WHO bridges rich-poor intellectual property split
By Laura MacInnis
GENEVA (Reuters) - The World Health Organisation's 193 member states overcame their deep divisions over intellectual property rules on Saturday and endorsed a strategy to help improve developing-country access to drugs and medical tests.
At the United Nations agency's annual policy-setting meeting in Geneva, governments also called for WHO Director-General Margaret Chan to finalise a plan of action boosting incentives for drug makers to tackle diseases that afflict the poor.
"The WHO has taken a big step forward to change the way we think about innovation and access to medicines," said James Love of the advocacy group Knowledge Ecology International, who praised the World Health Assembly for its consensus "on topics that were considered controversial only a short time ago."

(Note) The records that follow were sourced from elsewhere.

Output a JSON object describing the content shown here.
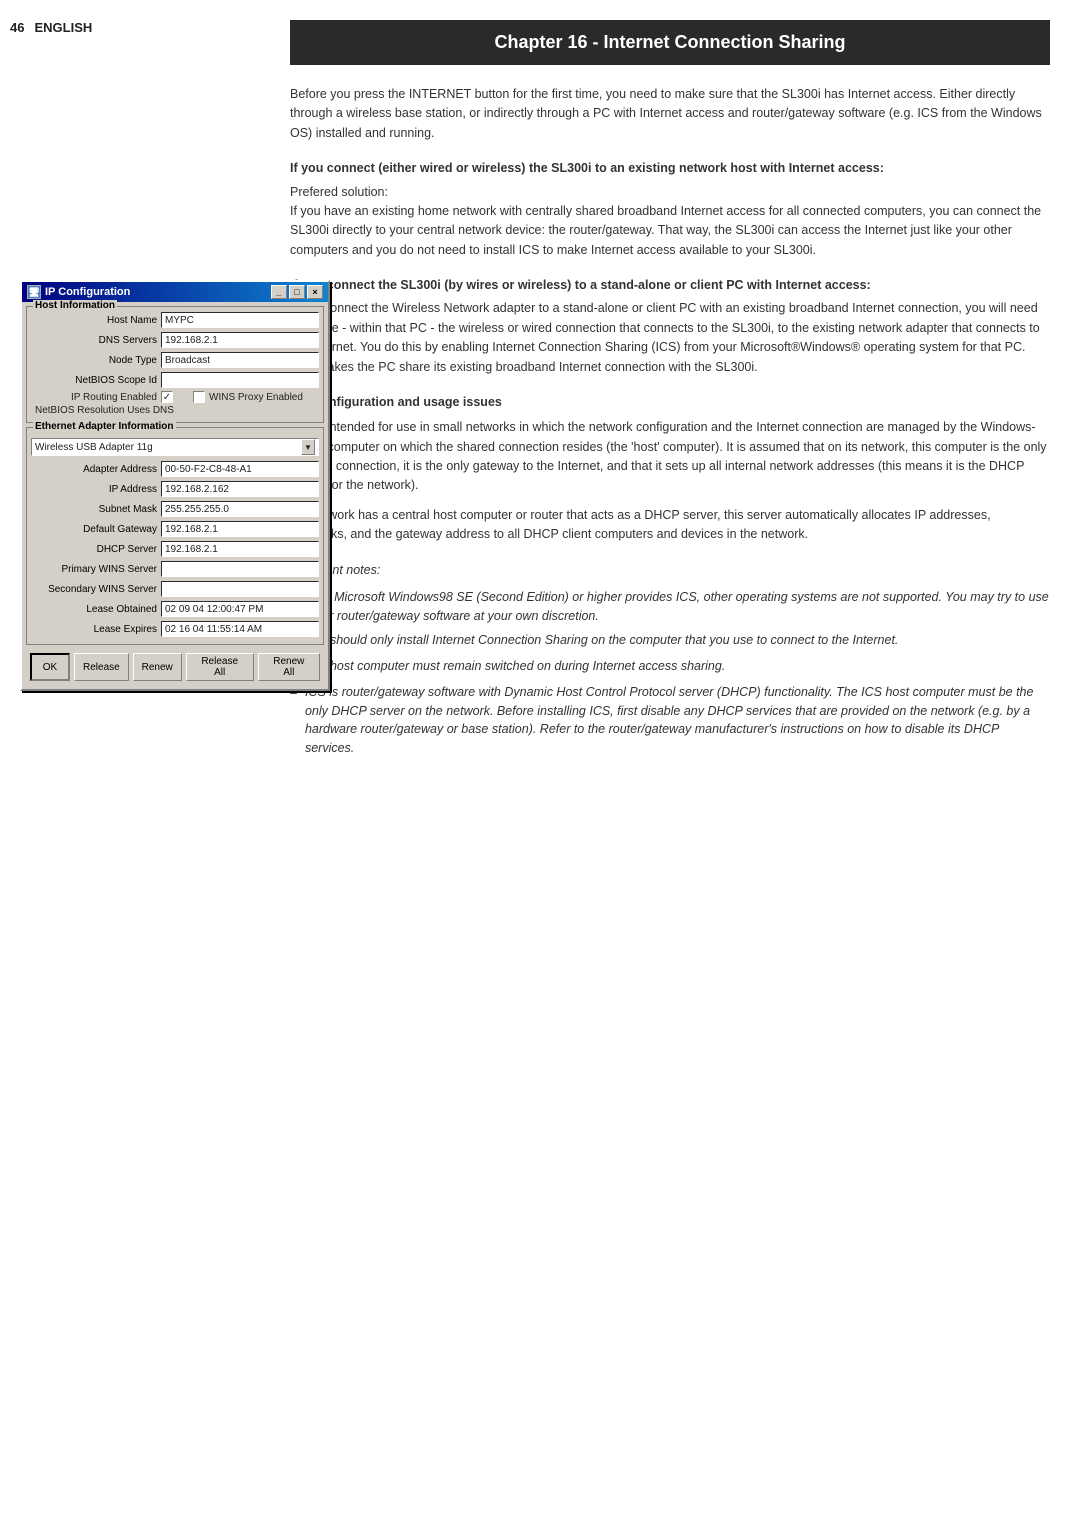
{
  "sidebar": {
    "page_number": "46",
    "page_label": "ENGLISH"
  },
  "dialog": {
    "title": "IP Configuration",
    "titlebar_icon": "🖥",
    "buttons": {
      "minimize": "_",
      "maximize": "□",
      "close": "×"
    },
    "host_info_label": "Host Information",
    "fields": {
      "host_name_label": "Host Name",
      "host_name_value": "MYPC",
      "dns_servers_label": "DNS Servers",
      "dns_servers_value": "192.168.2.1",
      "node_type_label": "Node Type",
      "node_type_value": "Broadcast",
      "netbios_scope_label": "NetBIOS Scope Id",
      "netbios_scope_value": "",
      "ip_routing_label": "IP Routing Enabled",
      "ip_routing_checked": true,
      "wins_proxy_label": "WINS Proxy Enabled",
      "wins_proxy_checked": false,
      "netbios_dns_label": "NetBIOS Resolution Uses DNS"
    },
    "adapter_section_label": "Ethernet Adapter Information",
    "adapter_dropdown_value": "Wireless USB Adapter 11g",
    "adapter_fields": {
      "adapter_address_label": "Adapter Address",
      "adapter_address_value": "00-50-F2-C8-48-A1",
      "ip_address_label": "IP Address",
      "ip_address_value": "192.168.2.162",
      "subnet_mask_label": "Subnet Mask",
      "subnet_mask_value": "255.255.255.0",
      "default_gateway_label": "Default Gateway",
      "default_gateway_value": "192.168.2.1",
      "dhcp_server_label": "DHCP Server",
      "dhcp_server_value": "192.168.2.1",
      "primary_wins_label": "Primary WINS Server",
      "primary_wins_value": "",
      "secondary_wins_label": "Secondary WINS Server",
      "secondary_wins_value": "",
      "lease_obtained_label": "Lease Obtained",
      "lease_obtained_value": "02 09 04 12:00:47 PM",
      "lease_expires_label": "Lease Expires",
      "lease_expires_value": "02 16 04 11:55:14 AM"
    },
    "action_buttons": {
      "ok": "OK",
      "release": "Release",
      "renew": "Renew",
      "release_all": "Release All",
      "renew_all": "Renew All"
    }
  },
  "chapter": {
    "title": "Chapter 16 - Internet Connection Sharing"
  },
  "content": {
    "intro_paragraph": "Before you press the INTERNET button for the first time, you need to make sure that the SL300i has Internet access. Either directly through a wireless base station, or indirectly through a PC with Internet access and router/gateway software (e.g. ICS from the Windows OS) installed and running.",
    "section1_heading": "If you connect (either wired or wireless) the SL300i to an existing network host with Internet access:",
    "section1_subheading": "Prefered solution:",
    "section1_paragraph": "If you have an existing home network with centrally shared broadband Internet access for all connected computers, you can connect the SL300i directly to your central network device: the router/gateway. That way, the SL300i can access the Internet just like your other computers and you do not need to install ICS to make Internet access available to your SL300i.",
    "section2_heading": "If you connect the SL300i (by wires or wireless) to a stand-alone or client PC with Internet access:",
    "section2_paragraph": "If you connect the Wireless Network adapter to a stand-alone or client PC with an existing broadband Internet connection, you will need to bridge - within that PC - the wireless or wired connection that connects to the SL300i, to the existing network adapter that connects to the Internet. You do this by enabling Internet Connection Sharing (ICS) from your Microsoft®Windows® operating system for that PC. This makes the PC share its existing broadband Internet connection with the SL300i.",
    "ics_heading": "ICS configuration and usage issues",
    "ics_paragraph1": "ICS is intended for use in small networks in which the network configuration and the Internet connection are managed by the Windows-based computer on which the shared connection resides (the 'host' computer). It is assumed that on its network, this computer is the only Internet connection, it is the only gateway to the Internet, and that it sets up all internal network addresses (this means it is the DHCP server for the network).",
    "ics_paragraph2": "If a network has a central host computer or router that acts as a DHCP server, this server automatically allocates IP addresses, netmasks, and the gateway address to all DHCP client computers and devices in the network.",
    "important_notes_label": "Important notes:",
    "notes": [
      "Only Microsoft Windows98 SE (Second Edition) or higher provides ICS, other operating systems are not supported. You may try to use other router/gateway software at your own discretion.",
      "You should only install Internet Connection Sharing on the computer that you use to connect to the Internet.",
      "The host computer must remain switched on during Internet access sharing.",
      "ICS is router/gateway software with Dynamic Host Control Protocol server (DHCP) functionality. The ICS host computer must be the only DHCP server on the network. Before installing ICS, first disable any DHCP services that are provided on the network (e.g. by a hardware router/gateway or base station). Refer to the router/gateway manufacturer's instructions on how to disable its DHCP services."
    ]
  }
}
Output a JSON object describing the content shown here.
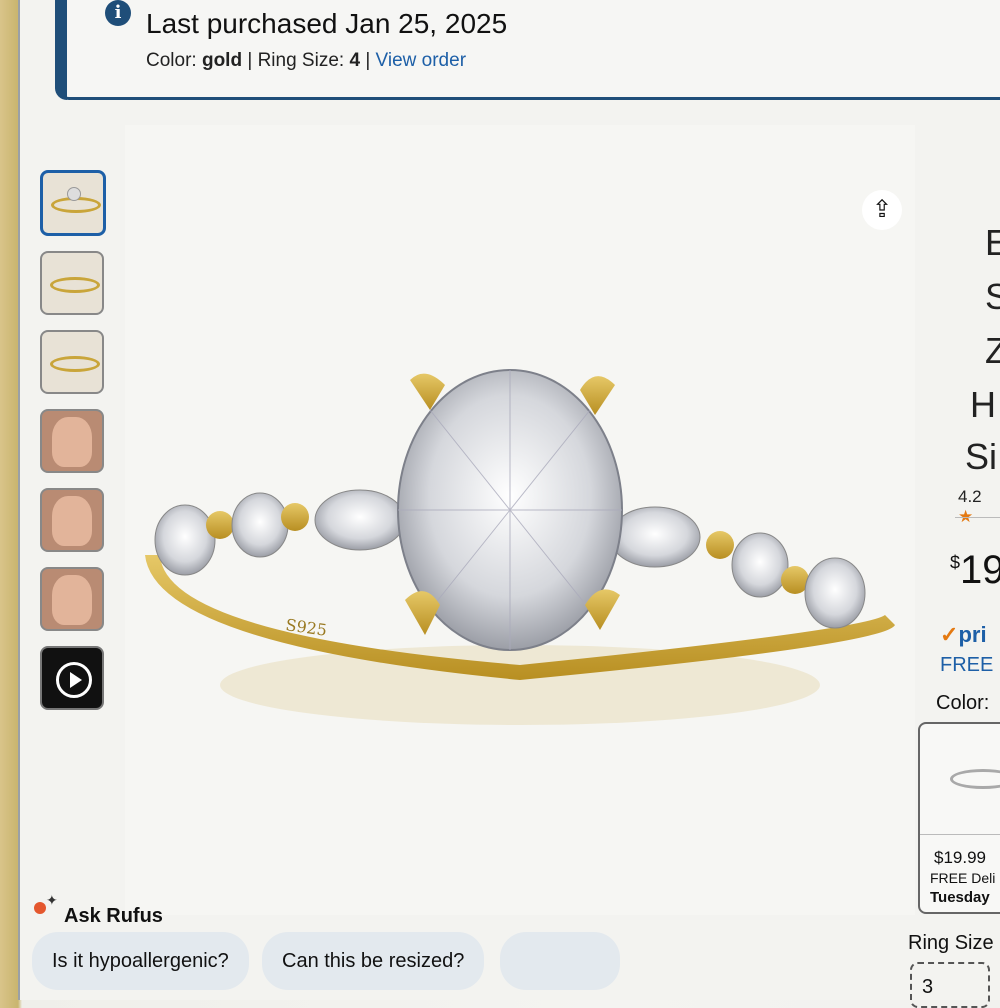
{
  "banner": {
    "title": "Last purchased Jan 25, 2025",
    "color_label": "Color:",
    "color_value": "gold",
    "sep1": "|",
    "size_label": "Ring Size:",
    "size_value": "4",
    "sep2": "|",
    "view_order": "View order",
    "info_icon": "i"
  },
  "thumbnails": [
    {
      "kind": "ring-thumbnail",
      "selected": true
    },
    {
      "kind": "ring-box-thumbnail",
      "selected": false
    },
    {
      "kind": "ring-side-thumbnail",
      "selected": false
    },
    {
      "kind": "hand-thumbnail",
      "selected": false
    },
    {
      "kind": "model-thumbnail",
      "selected": false
    },
    {
      "kind": "model-hand-thumbnail",
      "selected": false
    },
    {
      "kind": "video-thumbnail",
      "selected": false
    }
  ],
  "main_image": {
    "engraving": "S925",
    "share_icon": "share-icon"
  },
  "rufus": {
    "title": "Ask Rufus",
    "chips": [
      "Is it hypoallergenic?",
      "Can this be resized?",
      ""
    ]
  },
  "right": {
    "title_letters": [
      "E",
      "S",
      "Z",
      "H",
      "Si"
    ],
    "rating": "4.2",
    "price_symbol": "$",
    "price": "19",
    "prime": "pri",
    "free": "FREE",
    "color_label": "Color:",
    "card_price": "$19.99",
    "card_delivery": "FREE Deli",
    "card_day": "Tuesday",
    "ring_size_label": "Ring Size",
    "ring_size_value": "3"
  },
  "colors": {
    "accent_blue": "#1f4e79",
    "link": "#1d5fa7",
    "gold": "#c9a53a"
  }
}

The Nobel Peace Prize-winning humanitarian group Medecins Sans Frontieres (Doctors Without Borders) said it was pleased to see health front-and-centre in debates on managing intellectual property, which also spans copyright and trademark laws.
"Some important steps in the right direction have been made," said its Access to Essential Medicines campaign director Tido von Schoen-Angerer, who urged the WHO to support fresh ways to spur medical innovations, such as a prize fund for developing critically-needed tuberculosis diagnostics.
Some issues, including how new incentives would be financed, were not resolved in the intense negotiations capping the week-long World Health Assembly summit, which also analysed international responses to infectious and chronic diseases, climate change, and counterfeit drugs.
The intellectual property resolution requests that Chan, who succeeded Lee Jong-wook as WHO chief in 2006, "finalise urgently the outstanding components of the plan of actions, including time-frames, progress indications and estimated funding needs". That plan will be reviewed at the World Health Assembly in 2009.